Full results from this study will be presented at the Alzheimer’s Association International Conference in July and submitted for publication in a peer-reviewed clinical journal.
Lilly says it continues to study donanemab in multiple clinical trials, including TRAILBLAZER-ALZ 3, which focuses on prevention of symptomatic Alzheimer’s disease in participants with preclinical AD; TRAILBLAZER-ALZ 5, a registration trial for early symptom Alzheimer’s disease currently registered in China; and TRAILBLAZER-ALZ 6, which is focused on expanding our understanding of ARIA through new MRI sequences, blood-based biomarkers, and different donanemab dosing regimens.
Open the door
The results also benefit other companies such as AC Immune which is active in Alzheimer’s research, said Pfeifer.
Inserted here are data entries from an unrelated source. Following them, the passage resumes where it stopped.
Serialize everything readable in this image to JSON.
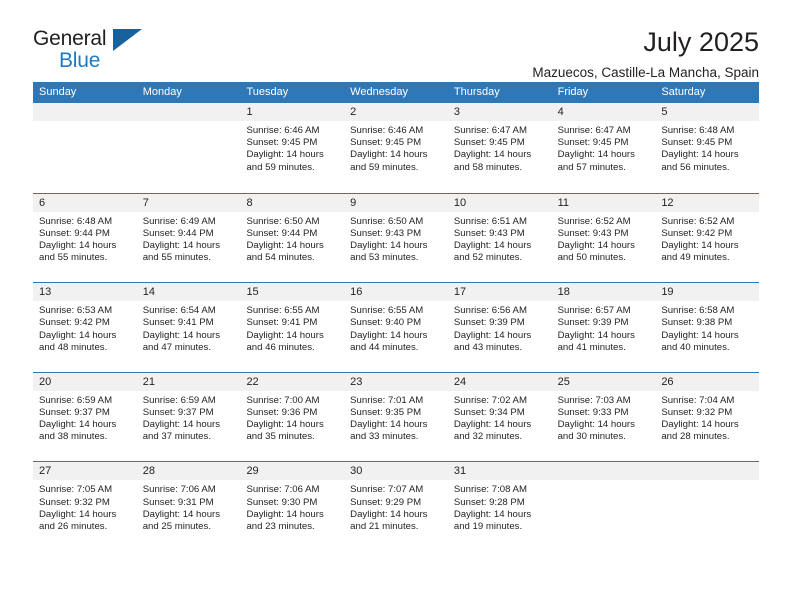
{
  "logo": {
    "primary": "General",
    "secondary": "Blue",
    "triangle_color": "#15629f"
  },
  "header": {
    "title": "July 2025",
    "subtitle": "Mazuecos, Castille-La Mancha, Spain"
  },
  "colors": {
    "header_blue": "#2e78b8",
    "daynum_band": "#f1f1f1",
    "text": "#231f20",
    "logo_blue": "#1d7ac4"
  },
  "weekdays": [
    "Sunday",
    "Monday",
    "Tuesday",
    "Wednesday",
    "Thursday",
    "Friday",
    "Saturday"
  ],
  "weeks": [
    [
      {
        "day": "",
        "sunrise": "",
        "sunset": "",
        "daylight_1": "",
        "daylight_2": ""
      },
      {
        "day": "",
        "sunrise": "",
        "sunset": "",
        "daylight_1": "",
        "daylight_2": ""
      },
      {
        "day": "1",
        "sunrise": "Sunrise: 6:46 AM",
        "sunset": "Sunset: 9:45 PM",
        "daylight_1": "Daylight: 14 hours",
        "daylight_2": "and 59 minutes."
      },
      {
        "day": "2",
        "sunrise": "Sunrise: 6:46 AM",
        "sunset": "Sunset: 9:45 PM",
        "daylight_1": "Daylight: 14 hours",
        "daylight_2": "and 59 minutes."
      },
      {
        "day": "3",
        "sunrise": "Sunrise: 6:47 AM",
        "sunset": "Sunset: 9:45 PM",
        "daylight_1": "Daylight: 14 hours",
        "daylight_2": "and 58 minutes."
      },
      {
        "day": "4",
        "sunrise": "Sunrise: 6:47 AM",
        "sunset": "Sunset: 9:45 PM",
        "daylight_1": "Daylight: 14 hours",
        "daylight_2": "and 57 minutes."
      },
      {
        "day": "5",
        "sunrise": "Sunrise: 6:48 AM",
        "sunset": "Sunset: 9:45 PM",
        "daylight_1": "Daylight: 14 hours",
        "daylight_2": "and 56 minutes."
      }
    ],
    [
      {
        "day": "6",
        "sunrise": "Sunrise: 6:48 AM",
        "sunset": "Sunset: 9:44 PM",
        "daylight_1": "Daylight: 14 hours",
        "daylight_2": "and 55 minutes."
      },
      {
        "day": "7",
        "sunrise": "Sunrise: 6:49 AM",
        "sunset": "Sunset: 9:44 PM",
        "daylight_1": "Daylight: 14 hours",
        "daylight_2": "and 55 minutes."
      },
      {
        "day": "8",
        "sunrise": "Sunrise: 6:50 AM",
        "sunset": "Sunset: 9:44 PM",
        "daylight_1": "Daylight: 14 hours",
        "daylight_2": "and 54 minutes."
      },
      {
        "day": "9",
        "sunrise": "Sunrise: 6:50 AM",
        "sunset": "Sunset: 9:43 PM",
        "daylight_1": "Daylight: 14 hours",
        "daylight_2": "and 53 minutes."
      },
      {
        "day": "10",
        "sunrise": "Sunrise: 6:51 AM",
        "sunset": "Sunset: 9:43 PM",
        "daylight_1": "Daylight: 14 hours",
        "daylight_2": "and 52 minutes."
      },
      {
        "day": "11",
        "sunrise": "Sunrise: 6:52 AM",
        "sunset": "Sunset: 9:43 PM",
        "daylight_1": "Daylight: 14 hours",
        "daylight_2": "and 50 minutes."
      },
      {
        "day": "12",
        "sunrise": "Sunrise: 6:52 AM",
        "sunset": "Sunset: 9:42 PM",
        "daylight_1": "Daylight: 14 hours",
        "daylight_2": "and 49 minutes."
      }
    ],
    [
      {
        "day": "13",
        "sunrise": "Sunrise: 6:53 AM",
        "sunset": "Sunset: 9:42 PM",
        "daylight_1": "Daylight: 14 hours",
        "daylight_2": "and 48 minutes."
      },
      {
        "day": "14",
        "sunrise": "Sunrise: 6:54 AM",
        "sunset": "Sunset: 9:41 PM",
        "daylight_1": "Daylight: 14 hours",
        "daylight_2": "and 47 minutes."
      },
      {
        "day": "15",
        "sunrise": "Sunrise: 6:55 AM",
        "sunset": "Sunset: 9:41 PM",
        "daylight_1": "Daylight: 14 hours",
        "daylight_2": "and 46 minutes."
      },
      {
        "day": "16",
        "sunrise": "Sunrise: 6:55 AM",
        "sunset": "Sunset: 9:40 PM",
        "daylight_1": "Daylight: 14 hours",
        "daylight_2": "and 44 minutes."
      },
      {
        "day": "17",
        "sunrise": "Sunrise: 6:56 AM",
        "sunset": "Sunset: 9:39 PM",
        "daylight_1": "Daylight: 14 hours",
        "daylight_2": "and 43 minutes."
      },
      {
        "day": "18",
        "sunrise": "Sunrise: 6:57 AM",
        "sunset": "Sunset: 9:39 PM",
        "daylight_1": "Daylight: 14 hours",
        "daylight_2": "and 41 minutes."
      },
      {
        "day": "19",
        "sunrise": "Sunrise: 6:58 AM",
        "sunset": "Sunset: 9:38 PM",
        "daylight_1": "Daylight: 14 hours",
        "daylight_2": "and 40 minutes."
      }
    ],
    [
      {
        "day": "20",
        "sunrise": "Sunrise: 6:59 AM",
        "sunset": "Sunset: 9:37 PM",
        "daylight_1": "Daylight: 14 hours",
        "daylight_2": "and 38 minutes."
      },
      {
        "day": "21",
        "sunrise": "Sunrise: 6:59 AM",
        "sunset": "Sunset: 9:37 PM",
        "daylight_1": "Daylight: 14 hours",
        "daylight_2": "and 37 minutes."
      },
      {
        "day": "22",
        "sunrise": "Sunrise: 7:00 AM",
        "sunset": "Sunset: 9:36 PM",
        "daylight_1": "Daylight: 14 hours",
        "daylight_2": "and 35 minutes."
      },
      {
        "day": "23",
        "sunrise": "Sunrise: 7:01 AM",
        "sunset": "Sunset: 9:35 PM",
        "daylight_1": "Daylight: 14 hours",
        "daylight_2": "and 33 minutes."
      },
      {
        "day": "24",
        "sunrise": "Sunrise: 7:02 AM",
        "sunset": "Sunset: 9:34 PM",
        "daylight_1": "Daylight: 14 hours",
        "daylight_2": "and 32 minutes."
      },
      {
        "day": "25",
        "sunrise": "Sunrise: 7:03 AM",
        "sunset": "Sunset: 9:33 PM",
        "daylight_1": "Daylight: 14 hours",
        "daylight_2": "and 30 minutes."
      },
      {
        "day": "26",
        "sunrise": "Sunrise: 7:04 AM",
        "sunset": "Sunset: 9:32 PM",
        "daylight_1": "Daylight: 14 hours",
        "daylight_2": "and 28 minutes."
      }
    ],
    [
      {
        "day": "27",
        "sunrise": "Sunrise: 7:05 AM",
        "sunset": "Sunset: 9:32 PM",
        "daylight_1": "Daylight: 14 hours",
        "daylight_2": "and 26 minutes."
      },
      {
        "day": "28",
        "sunrise": "Sunrise: 7:06 AM",
        "sunset": "Sunset: 9:31 PM",
        "daylight_1": "Daylight: 14 hours",
        "daylight_2": "and 25 minutes."
      },
      {
        "day": "29",
        "sunrise": "Sunrise: 7:06 AM",
        "sunset": "Sunset: 9:30 PM",
        "daylight_1": "Daylight: 14 hours",
        "daylight_2": "and 23 minutes."
      },
      {
        "day": "30",
        "sunrise": "Sunrise: 7:07 AM",
        "sunset": "Sunset: 9:29 PM",
        "daylight_1": "Daylight: 14 hours",
        "daylight_2": "and 21 minutes."
      },
      {
        "day": "31",
        "sunrise": "Sunrise: 7:08 AM",
        "sunset": "Sunset: 9:28 PM",
        "daylight_1": "Daylight: 14 hours",
        "daylight_2": "and 19 minutes."
      },
      {
        "day": "",
        "sunrise": "",
        "sunset": "",
        "daylight_1": "",
        "daylight_2": ""
      },
      {
        "day": "",
        "sunrise": "",
        "sunset": "",
        "daylight_1": "",
        "daylight_2": ""
      }
    ]
  ]
}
“For smaller companies in the industry, such as AC Immune who are developing the next generation of Alzheimer’s treatments, these data, in particular the use of surrogate markers such as amyloid PET imaging that could accelerate development, and hopefully the availability of both drugs to patients, will open the door to great interest. bigger than the pharmaceutical companies and the investment community,” said Pfiefer.
Pfeifer says ACI-24 AC Immune is well on its way in phase 2 of development and has been shown to be safe while also generating a strong antibody response against these two species.